In Response to "Emergence of Queer Vietnamese America"


Tiffany Do
ASA 2 Section 2
Week 10 Blog

In response to “Emergence of Queer Vietnamese America”:
Creating an organization like O-Moi provided queer Vietnamese females and FTM transgender a place to find community—to see that their queerness did not exclude them from being part of Vietnamese America. The need to create O-Moi separate from the Gay Vietnamese Alliance makes perfect sense to me. From what I know, men stay in and maintain strong ties to their nuclear family whereas women are integrated into the family of their in-laws. Although times are changing as well as the values in the Vietnamese American community, Vietnamese girls are expected to serve their families and women (once married) are expected to serve their in-laws. Being queer and defying gendered norms disrupts the social relations that heterosexual non-conforming Vietnamese have come to expect.
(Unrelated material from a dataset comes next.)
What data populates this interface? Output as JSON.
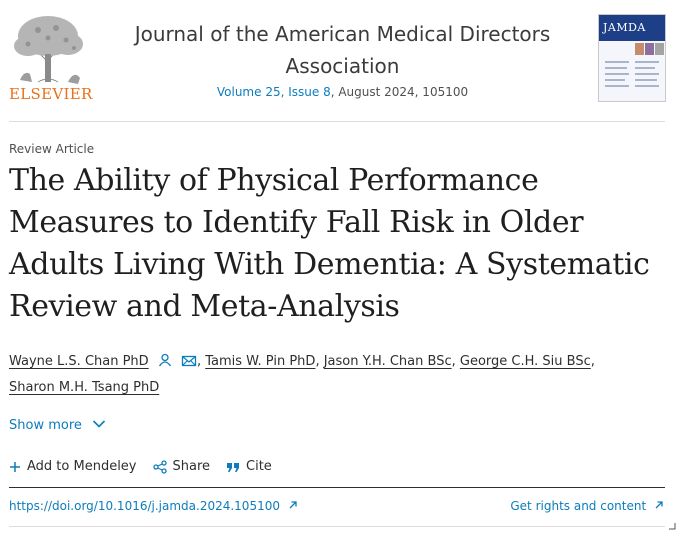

I applaud O-Moi’s members for having the strength to come out in the first place and then found an organization to support and validate other queer Vietnamese females and FTM transgender. However, I still have a few questions.

Questions:
1.      The author talks about the “don’t ask, don’t tell” agreement between Vietnamese parents and their queer children. Does the Vietnamese community as a whole also employ this “don’t ask, don’t tell” mentality in order to avoid acknowledging Queer Vietnamese America?

2.      How might the needs of queer Vietnamese Americans change as first generation refugees die out?

This is a diagram about intersectionality: the idea that the oppression you experience results from all these different facets of your identity and one can’t be isolated from the other. I think the article really highlights the intersectionality of the queer Vietnamese American community.